Goiano com nanismo poderá refazer TAF em concurso para delegado após decisão de Alexandre de Moraes
Matheus Matos havia sido aprovado nas etapas anteriores do concurso, mas acabou eliminado após não atingir a marca mínima no salto horizontal

O goiano Matheus Matos, de 25 anos, poderá ter uma nova chance no concurso para delegado da Polícia Civil de Minas Gerais (PCMG) após decisão do ministro Alexandre de Moraes, do Supremo Tribunal Federal (STF). Moraes determinou que o pedido de adaptação no Teste de Aptidão Física (TAF) seja reavaliado.
Com isso, caso seja reconhecida a necessidade de adequação às condições do candidato, ele deverá refazer o exame físico, respeitando os demais critérios previstos no edital.

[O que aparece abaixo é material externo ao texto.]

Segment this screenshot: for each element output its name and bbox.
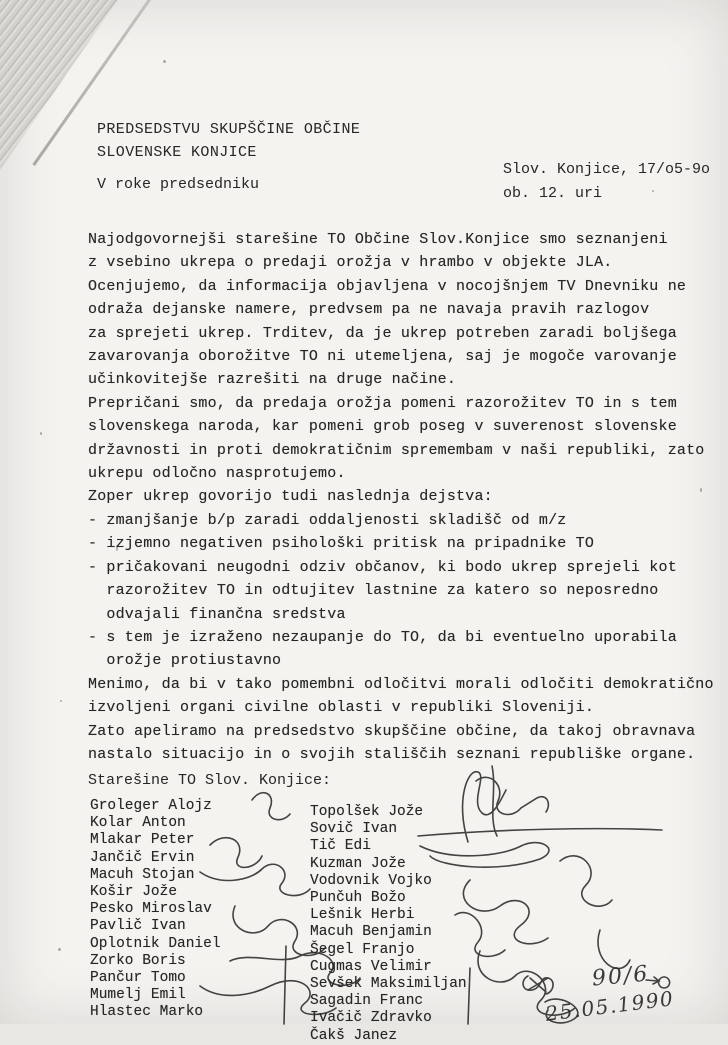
body-line: Najodgovornejši starešine TO Občine Slov.Konjice smo seznanjeni (88, 231, 668, 248)
scan-speck (163, 60, 166, 63)
signatory-name: Tič Edi (310, 838, 371, 855)
signatory-name: Topolšek Jože (310, 804, 424, 820)
body-line: Zato apeliramo na predsedstvo skupščine občine, da takoj obravnava (88, 722, 696, 740)
time-line: ob. 12. uri (503, 185, 603, 202)
body-line: za sprejeti ukrep. Trditev, da je ukrep potreben zaradi boljšega (88, 324, 677, 342)
body-line: - zmanjšanje b/p zaradi oddaljenosti skladišč od m/z (88, 511, 567, 529)
scan-speck (40, 432, 42, 435)
body-line: Menimo, da bi v tako pomembni odločitvi morali odločiti demokratično (88, 675, 714, 693)
signatory-name: Zorko Boris (90, 952, 186, 969)
handwritten-date-note: 25.05.1990 (544, 986, 676, 1026)
scan-speck (58, 948, 61, 951)
signatory-name: Čakš Janez (310, 1027, 398, 1044)
body-line: - pričakovani neugodni odziv občanov, ki bodo ukrep sprejeli kot (88, 558, 677, 576)
signatory-name: Macuh Stojan (90, 866, 195, 883)
place-date-line: Slov. Konjice, 17/o5-9o (503, 161, 711, 178)
signatory-name: Sevšek Maksimiljan (310, 976, 467, 993)
signatory-name: Sovič Ivan (310, 821, 398, 838)
body-line: z vsebino ukrepa o predaji orožja v hrambo v objekte JLA. (88, 254, 613, 272)
signatory-name: Hlastec Marko (90, 1004, 204, 1021)
body-line: Prepričani smo, da predaja orožja pomeni razorožitev TO in s tem (88, 394, 677, 412)
signatory-name: Lešnik Herbi (310, 907, 415, 924)
body-line: odvajali finančna sredstva (88, 605, 346, 623)
attention-line: V roke predsedniku (97, 176, 260, 193)
body-line: nastalo situacijo in o svojih stališčih seznani republiške organe. (88, 745, 696, 763)
signatory-name: Šegel Franjo (310, 941, 415, 958)
body-line: ukrepu odločno nasprotujemo. (88, 465, 346, 483)
body-line: odraža dejanske namere, predvsem pa ne navaja pravih razlogov (88, 301, 650, 319)
body-line: izvoljeni organi civilne oblasti v republiki Sloveniji. (88, 699, 595, 717)
signatory-name: Groleger Alojz (90, 798, 212, 814)
body-line: slovenskega naroda, kar pomeni grob poseg v suverenost slovenske (88, 418, 677, 436)
signatory-name: Pančur Tomo (90, 970, 186, 987)
body-line: Ocenjujemo, da informacija objavljena v nocojšnjem TV Dnevniku ne (88, 277, 687, 295)
signatory-name: Sagadin Franc (310, 993, 424, 1010)
signatory-name: Mlakar Peter (90, 832, 195, 849)
signatory-name: Macuh Benjamin (310, 924, 432, 941)
body-line: zavarovanja oborožitve TO ni utemeljena, saj je mogoče varovanje (88, 348, 677, 366)
signatory-name: Pavlič Ivan (90, 918, 186, 935)
recipient-line-2: SLOVENSKE KONJICE (97, 144, 257, 161)
signatory-name: Kuzman Jože (310, 855, 406, 872)
letter-body (88, 228, 714, 766)
signatories-heading: Starešine TO Slov. Konjice: (88, 772, 332, 789)
body-line: - izjemno negativen psihološki pritisk na pripadnike TO (88, 535, 595, 553)
body-line: učinkovitejše razrešiti na druge načine. (88, 371, 457, 389)
body-line: - s tem je izraženo nezaupanje do TO, da bi eventuelno uporabila (88, 628, 677, 646)
signatory-name: Košir Jože (90, 884, 178, 901)
signatories-left-column (90, 798, 221, 1022)
signatory-name: Mumelj Emil (90, 987, 186, 1004)
signatory-name: Pesko Miroslav (90, 901, 212, 918)
signatory-name: Oplotnik Daniel (90, 935, 221, 952)
signatory-name: Cugmas Velimir (310, 958, 432, 975)
signatory-name: Ivačič Zdravko (310, 1010, 432, 1027)
signatory-name: Jančič Ervin (90, 849, 195, 866)
scan-speck (60, 700, 62, 702)
signatory-name: Vodovnik Vojko (310, 872, 432, 889)
signatory-name: Kolar Anton (90, 815, 186, 832)
body-line: orožje protiustavno (88, 652, 282, 670)
dateline-block (503, 158, 710, 206)
recipient-block (97, 118, 360, 164)
signatories-right-column (310, 804, 467, 1045)
body-line: državnosti in proti demokratičnim spremembam v naši republiki, zato (88, 441, 705, 459)
recipient-line-1: PREDSEDSTVU SKUPŠČINE OBČINE (97, 121, 361, 138)
handwritten-file-number: 90/6 (591, 961, 651, 992)
signatory-name: Punčuh Božo (310, 890, 406, 907)
body-line: razorožitev TO in odtujitev lastnine za katero so neposredno (88, 582, 659, 600)
body-line: Zoper ukrep govorijo tudi naslednja dejstva: (88, 488, 493, 506)
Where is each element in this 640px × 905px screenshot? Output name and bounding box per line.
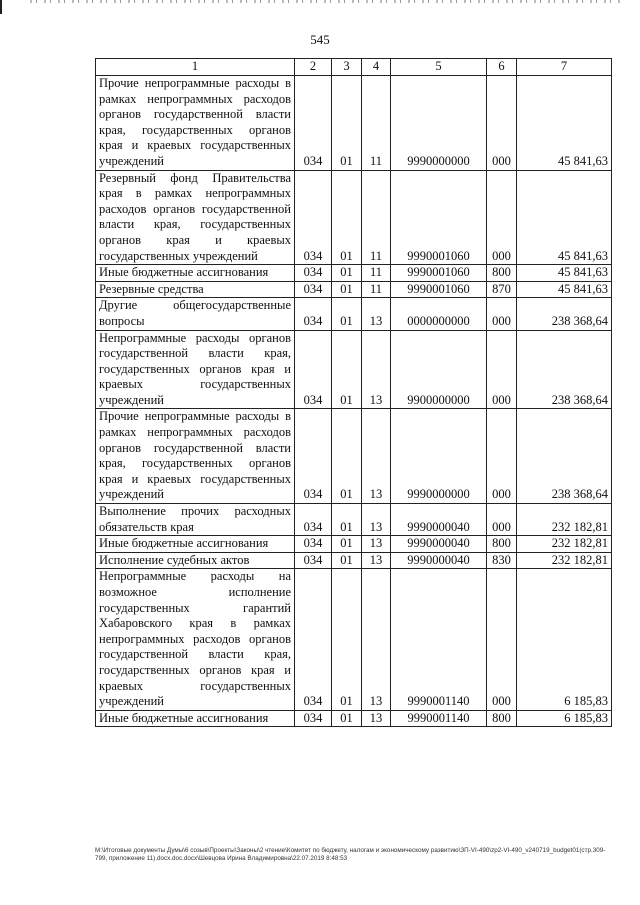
row-target-code: 9990000040 [391, 536, 487, 553]
row-name: Выполнение прочих расходных обязательств края [96, 504, 295, 536]
col-header-7: 7 [517, 59, 612, 76]
row-section-code: 01 [332, 569, 362, 710]
header-row [96, 59, 612, 76]
row-expense-type: 000 [487, 298, 517, 330]
row-name: Резервные средства [96, 281, 295, 298]
row-subsection-code: 13 [362, 536, 391, 553]
row-section-code: 01 [332, 552, 362, 569]
table-row [96, 504, 612, 536]
row-section-code: 01 [332, 330, 362, 409]
col-header-1: 1 [96, 59, 295, 76]
row-name: Прочие непрограммные расходы в рамках непрограммных расходов органов государственной власти края, государственных органов края и краевых государственных учреждений [96, 409, 295, 504]
row-expense-type: 000 [487, 76, 517, 171]
row-section-code: 01 [332, 298, 362, 330]
row-section-code: 01 [332, 265, 362, 282]
file-path-footer: М:\Итоговые документы Думы\6 созыв\Проекты\Законы\2 чтение\Комитет по бюджету, налогам и экономическому развитию\ЗП-VI-490\zp2-VI-490_v240719_budget01(стр.309-799, приложение 11).docx.doc.docx\Шевцова Ирина Владимировна\22.07.2019 8:48:53 [95, 847, 606, 862]
row-target-code: 9990001060 [391, 265, 487, 282]
row-name: Иные бюджетные ассигнования [96, 536, 295, 553]
row-target-code: 9990000040 [391, 504, 487, 536]
scan-header-artifact [30, 0, 620, 3]
row-subsection-code: 13 [362, 330, 391, 409]
row-amount: 45 841,63 [517, 281, 612, 298]
row-target-code: 0000000000 [391, 298, 487, 330]
row-ministry-code: 034 [295, 281, 332, 298]
row-subsection-code: 13 [362, 552, 391, 569]
table-row [96, 281, 612, 298]
row-ministry-code: 034 [295, 298, 332, 330]
row-expense-type: 000 [487, 409, 517, 504]
row-subsection-code: 13 [362, 504, 391, 536]
row-amount: 238 368,64 [517, 409, 612, 504]
row-expense-type: 000 [487, 504, 517, 536]
row-name: Прочие непрограммные расходы в рамках непрограммных расходов органов государственной власти края, государственных органов края и краевых государственных учреждений [96, 76, 295, 171]
row-amount: 45 841,63 [517, 265, 612, 282]
row-section-code: 01 [332, 281, 362, 298]
table-row [96, 552, 612, 569]
row-expense-type: 000 [487, 569, 517, 710]
table-row [96, 536, 612, 553]
row-amount: 6 185,83 [517, 710, 612, 727]
row-section-code: 01 [332, 710, 362, 727]
row-target-code: 9990000000 [391, 409, 487, 504]
table-row [96, 710, 612, 727]
row-amount: 6 185,83 [517, 569, 612, 710]
row-ministry-code: 034 [295, 409, 332, 504]
row-amount: 232 182,81 [517, 536, 612, 553]
row-name: Исполнение судебных актов [96, 552, 295, 569]
row-name: Другие общегосударственные вопросы [96, 298, 295, 330]
row-subsection-code: 11 [362, 170, 391, 265]
col-header-3: 3 [332, 59, 362, 76]
row-section-code: 01 [332, 409, 362, 504]
row-ministry-code: 034 [295, 552, 332, 569]
row-section-code: 01 [332, 536, 362, 553]
row-amount: 232 182,81 [517, 504, 612, 536]
row-ministry-code: 034 [295, 76, 332, 171]
row-target-code: 9990001060 [391, 281, 487, 298]
row-name: Непрограммные расходы органов государственной власти края, государственных органов края и краевых государственных учреждений [96, 330, 295, 409]
row-subsection-code: 13 [362, 569, 391, 710]
row-expense-type: 870 [487, 281, 517, 298]
row-subsection-code: 13 [362, 409, 391, 504]
budget-table [95, 58, 612, 727]
row-expense-type: 800 [487, 536, 517, 553]
row-target-code: 9900000000 [391, 330, 487, 409]
row-subsection-code: 13 [362, 298, 391, 330]
col-header-4: 4 [362, 59, 391, 76]
row-section-code: 01 [332, 504, 362, 536]
table-row [96, 569, 612, 710]
table-row [96, 170, 612, 265]
col-header-6: 6 [487, 59, 517, 76]
row-expense-type: 000 [487, 170, 517, 265]
row-subsection-code: 11 [362, 265, 391, 282]
page-number: 545 [310, 32, 330, 47]
row-name: Непрограммные расходы на возможное исполнение государственных гарантий Хабаровского края в рамках непрограммных расходов органов государственной власти края, государственных органов края и краевых государственных учреждений [96, 569, 295, 710]
row-ministry-code: 034 [295, 265, 332, 282]
row-ministry-code: 034 [295, 536, 332, 553]
page-edge-mark [0, 0, 2, 14]
row-name: Иные бюджетные ассигнования [96, 265, 295, 282]
row-subsection-code: 11 [362, 281, 391, 298]
row-expense-type: 800 [487, 265, 517, 282]
row-target-code: 9990000040 [391, 552, 487, 569]
col-header-5: 5 [391, 59, 487, 76]
table-row [96, 76, 612, 171]
row-ministry-code: 034 [295, 569, 332, 710]
table-row [96, 265, 612, 282]
row-ministry-code: 034 [295, 710, 332, 727]
row-ministry-code: 034 [295, 170, 332, 265]
col-header-2: 2 [295, 59, 332, 76]
row-name: Иные бюджетные ассигнования [96, 710, 295, 727]
row-amount: 238 368,64 [517, 298, 612, 330]
table-row [96, 298, 612, 330]
row-subsection-code: 13 [362, 710, 391, 727]
row-target-code: 9990001140 [391, 569, 487, 710]
row-expense-type: 800 [487, 710, 517, 727]
row-target-code: 9990001060 [391, 170, 487, 265]
row-section-code: 01 [332, 76, 362, 171]
row-amount: 238 368,64 [517, 330, 612, 409]
row-ministry-code: 034 [295, 330, 332, 409]
row-amount: 45 841,63 [517, 76, 612, 171]
row-name: Резервный фонд Правительства края в рамках непрограммных расходов органов государственной власти края, государственных органов края и краевых государственных учреждений [96, 170, 295, 265]
row-ministry-code: 034 [295, 504, 332, 536]
row-expense-type: 830 [487, 552, 517, 569]
row-target-code: 9990000000 [391, 76, 487, 171]
row-subsection-code: 11 [362, 76, 391, 171]
row-target-code: 9990001140 [391, 710, 487, 727]
row-section-code: 01 [332, 170, 362, 265]
row-expense-type: 000 [487, 330, 517, 409]
table-row [96, 409, 612, 504]
table-row [96, 330, 612, 409]
row-amount: 45 841,63 [517, 170, 612, 265]
row-amount: 232 182,81 [517, 552, 612, 569]
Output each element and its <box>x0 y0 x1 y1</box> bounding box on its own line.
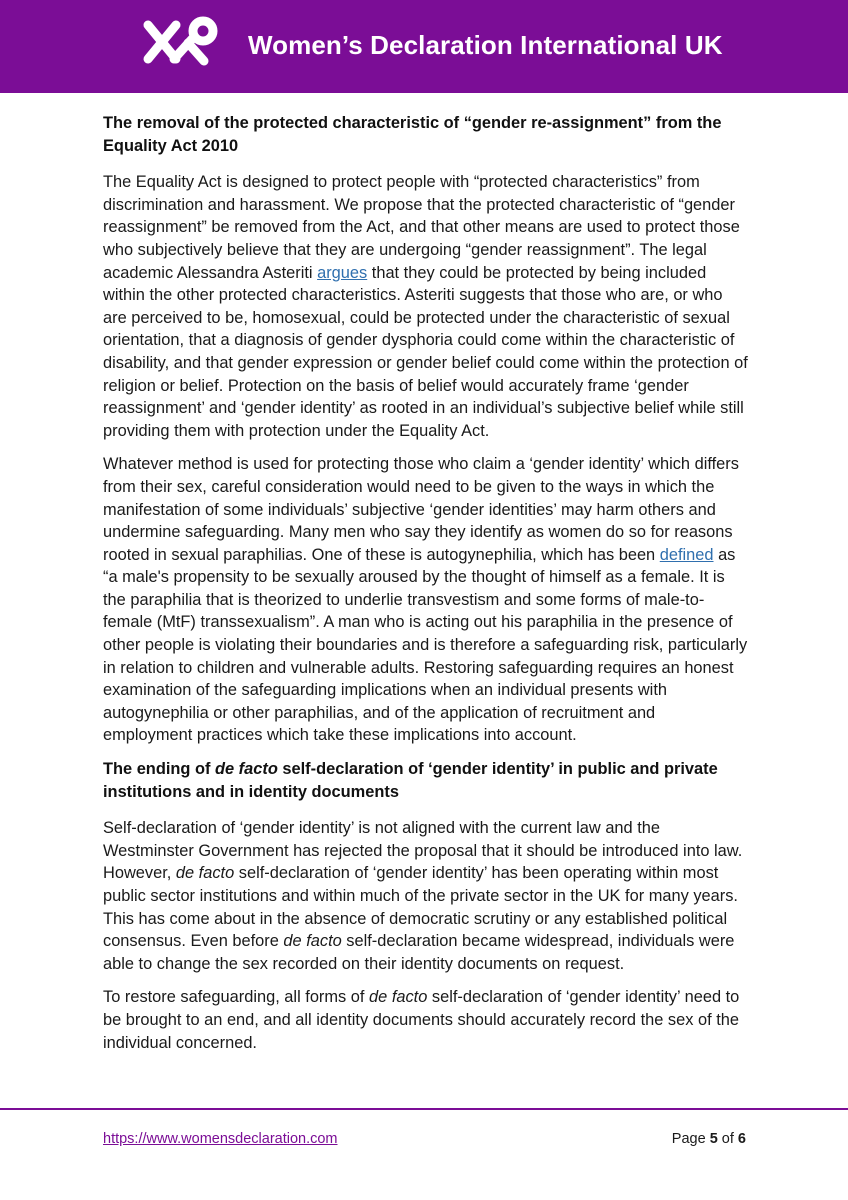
paragraph-text: To restore safeguarding, all forms of <box>103 988 370 1007</box>
heading-emphasis: de facto <box>215 760 278 779</box>
paragraph-emphasis: de facto <box>175 864 235 883</box>
paragraph-text: self-declaration of ‘gender identity’ has been operating within most public sector institutions and within much of the private sector in the UK for many years. This has come about in the absence of democratic scrutiny or any established political consensus. Even before <box>103 864 738 951</box>
paragraph-text: as “a male's propensity to be sexually aroused by the thought of himself as a female. It is the paraphilia that is theorized to underlie transvestism and some forms of male-to-female (MtF) transsexualism”. A man who is acting out his paraphilia in the presence of other people is violating their boundaries and is therefore a safeguarding risk, particularly in relation to children and vulnerable adults. Restoring safeguarding requires an honest examination of the safeguarding implications when an individual presents with autogynephilia or other paraphilias, and of the application of recruitment and employment practices which take these implications into account. <box>103 545 748 745</box>
paragraph-emphasis: de facto <box>283 932 342 951</box>
paragraph-text: Whatever method is used for protecting those who claim a ‘gender identity’ which differs from their sex, careful consideration would need to be given to the ways in which the manifestation of some individuals’ subjective ‘gender identities’ may harm others and undermine safeguarding. Many men who say they identify as women do so for reasons rooted in sexual paraphilias. One of these is autogynephilia, which has been <box>103 455 739 564</box>
page-of: of <box>717 1131 738 1147</box>
document-body <box>103 112 748 1065</box>
paragraph-text: that they could be protected by being included within the other protected characteristics. Asteriti suggests that those who are, or who are perceived to be, homosexual, could be protected under the characteristic of sexual orientation, that a diagnosis of gender dysphoria could come within the characteristic of disability, and that gender expression or gender belief could come within the protection of religion or belief. Protection on the basis of belief would accurately frame ‘gender reassignment’ and ‘gender identity’ as rooted in an individual’s subjective belief while still providing them with protection under the Equality Act. <box>103 263 748 440</box>
page-total: 6 <box>737 1131 746 1147</box>
paragraph-emphasis: de facto <box>369 988 428 1007</box>
page-label: Page <box>671 1131 710 1147</box>
page-number <box>672 1131 746 1147</box>
page-header <box>0 0 848 93</box>
paragraph <box>103 171 748 442</box>
heading-text: self-declaration of ‘gender identity’ in public and private institutions and in identity documents <box>103 760 718 801</box>
heading-text: The ending of <box>103 760 215 779</box>
argues-link[interactable]: argues <box>317 263 368 282</box>
paragraph-text: self-declaration became widespread, individuals were able to change the sex recorded on their identity documents on request. <box>103 932 735 973</box>
page-current: 5 <box>709 1131 718 1147</box>
section-heading-equality-act: The removal of the protected characteristic of “gender re-assignment” from the Equality Act 2010 <box>103 114 722 155</box>
paragraph-text: self-declaration of ‘gender identity’ need to be brought to an end, and all identity documents should accurately record the sex of the individual concerned. <box>103 988 740 1052</box>
footer-divider <box>0 1108 848 1110</box>
footer-website-link[interactable]: https://www.womensdeclaration.com <box>103 1131 338 1147</box>
paragraph <box>103 453 748 747</box>
organisation-name: Women’s Declaration International UK <box>248 30 723 60</box>
paragraph <box>103 986 748 1054</box>
paragraph <box>103 817 748 975</box>
paragraph-text: The Equality Act is designed to protect people with “protected characteristics” from discrimination and harassment. We propose that the protected characteristic of “gender reassignment” be removed from the Act, and that other means are used to protect those who subjectively believe that they are undergoing “gender reassignment”. The legal academic Alessandra Asteriti <box>103 173 740 282</box>
paragraph-text: Self-declaration of ‘gender identity’ is not aligned with the current law and the Westminster Government has rejected the proposal that it should be introduced into law. However, <box>103 819 743 883</box>
wdi-xo-logo-icon <box>140 15 222 71</box>
section-heading-self-declaration <box>103 758 748 803</box>
defined-link[interactable]: defined <box>659 545 714 564</box>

A decisão segue entendimento já consolidado pelo STF sobre a obrigatoriedade de adaptações razoáveis para pessoas com deficiência em concursos públicos. Ao analisar o caso, o ministro apontou que nem todas as exigências físicas podem ser consideradas essenciais para o exercício do cargo.
Moraes destacou ainda que há funções dentro da própria estrutura da Polícia Civil em que testes como barra fixa ou abdominais não são determinantes para o desempenho profissional, o que reforça a necessidade de análise individualizada.
Matheus havia sido aprovado nas etapas anteriores do concurso, mas acabou eliminado após não atingir a marca mínima no salto horizontal. Ele possui nanismo e chegou a solicitar a adaptação dentro do prazo, mas o pedido não foi aplicado no dia da prova.
“Vai ter eu de volta para o concurso, sim”
Nas redes sociais, ele comemorou a decisão e sinalizou que pretende seguir na disputa. “Vai ter TAF adaptado sim, a mando do STF. Vai ter eu de volta para o concurso, sim”, escreveu. Em outra publicação, reforçou a confiança no desfecho. “Até aqui, Deus tem me abençoado e, até aqui, Ele seguirá me dando forças para seguir em frente”.
Antes mesmo da decisão, Matheus já vinha defendendo o direito de continuar no certame. “Não é o meu tamanho que vai delimitar o meu sonho. Eu lutei anos para chegar até aqui e continuo acreditando que posso ser delegado.”
O caso também ganhou repercussão após manifestação do Instituto Nacional de Nanismo (INN), que apontou a necessidade de concursos públicos garantirem acesso igualitário.
A entidade destacou que a legislação brasileira impõe à administração pública o dever de promover ajustes razoáveis e remover barreiras que impeçam a participação de pessoas com deficiência.
Agora, com a decisão do STF, o processo volta à fase de análise da adaptação solicitada, o que pode recolocar o candidato na disputa por uma vaga.